Programming Blog

This is my diary on keeping track of my progress to implement a programslicer in Haskell. Mails go to roman at bromeco.de.


Sat Oct 17

Had some good progress on State. I’m currently struggling with implementing the bind function =<<, but found this wonderful article on fpcomplete I’m currently studying.

Update: It verks. The best take away of the article for me was this:

When you execute a lambda, you simply replace it with its body and replace the formal parameter with the actual argument.

Mon Oct 12

Stuck at implementing fmap for State.hs. My mental model is centred around the fact to apply the given function (a -> b) on a concrete value, but any attempt to isolate that value a fails. Reading this article makes me wonder if function composition is making more sense here …

Update: Got a bit further with a bit of help from #bfpg. I’ve removed the State wrapper and tried to implement:

f :: (a -> b) -> (s -> (a, s)) -> (s -> (b, s))

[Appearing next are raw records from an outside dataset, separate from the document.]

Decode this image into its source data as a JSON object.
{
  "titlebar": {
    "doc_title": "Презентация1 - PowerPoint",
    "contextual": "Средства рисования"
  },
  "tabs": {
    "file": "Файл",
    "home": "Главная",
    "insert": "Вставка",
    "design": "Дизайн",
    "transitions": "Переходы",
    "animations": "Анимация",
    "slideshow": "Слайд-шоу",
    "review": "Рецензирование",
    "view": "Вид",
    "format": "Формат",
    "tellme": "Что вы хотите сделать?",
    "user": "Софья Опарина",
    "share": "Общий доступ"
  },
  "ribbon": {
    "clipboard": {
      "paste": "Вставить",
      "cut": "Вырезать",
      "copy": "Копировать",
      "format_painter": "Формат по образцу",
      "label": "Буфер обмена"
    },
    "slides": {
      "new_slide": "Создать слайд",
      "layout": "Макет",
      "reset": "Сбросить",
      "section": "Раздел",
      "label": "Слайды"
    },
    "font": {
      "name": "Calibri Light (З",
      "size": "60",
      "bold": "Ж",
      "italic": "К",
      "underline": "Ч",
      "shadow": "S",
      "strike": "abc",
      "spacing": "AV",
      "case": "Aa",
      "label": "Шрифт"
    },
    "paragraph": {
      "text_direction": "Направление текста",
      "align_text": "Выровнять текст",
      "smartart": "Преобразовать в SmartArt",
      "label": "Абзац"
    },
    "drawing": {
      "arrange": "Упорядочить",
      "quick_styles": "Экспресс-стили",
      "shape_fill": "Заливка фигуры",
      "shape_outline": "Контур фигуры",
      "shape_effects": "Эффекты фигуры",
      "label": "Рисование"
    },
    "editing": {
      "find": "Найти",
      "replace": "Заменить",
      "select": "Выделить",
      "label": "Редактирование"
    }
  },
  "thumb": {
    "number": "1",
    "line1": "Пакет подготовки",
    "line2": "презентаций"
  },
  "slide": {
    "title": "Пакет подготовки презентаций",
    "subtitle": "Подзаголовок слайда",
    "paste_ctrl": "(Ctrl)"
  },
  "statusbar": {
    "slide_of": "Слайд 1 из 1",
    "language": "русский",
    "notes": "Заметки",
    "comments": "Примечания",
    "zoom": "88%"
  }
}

My first mistake was to someone call the function in the second parameter in order to apply the first parameter (function) to the value in order to get b. As the state monad article already stated, we function composition is the key here. Think of the above type annotation as:

f :: (s -> b) -> (s -> a) -> (a -> b)
-- (.) :: (b -> c) -> (a -> b) -> a -> c

But that’s not all, just using function composition like:

f fx gx = fx . gx

leaves us with a compiler error: Couldn't match type 'b' with '(b, s)'. Using a type hole in front of the fx tells us we need a function:

foo :: (a -> b) -> (a, s) -> (b, s)

which makes the implementation way more straight forward. Apparently thats exactly what first from Control.Arrow provides.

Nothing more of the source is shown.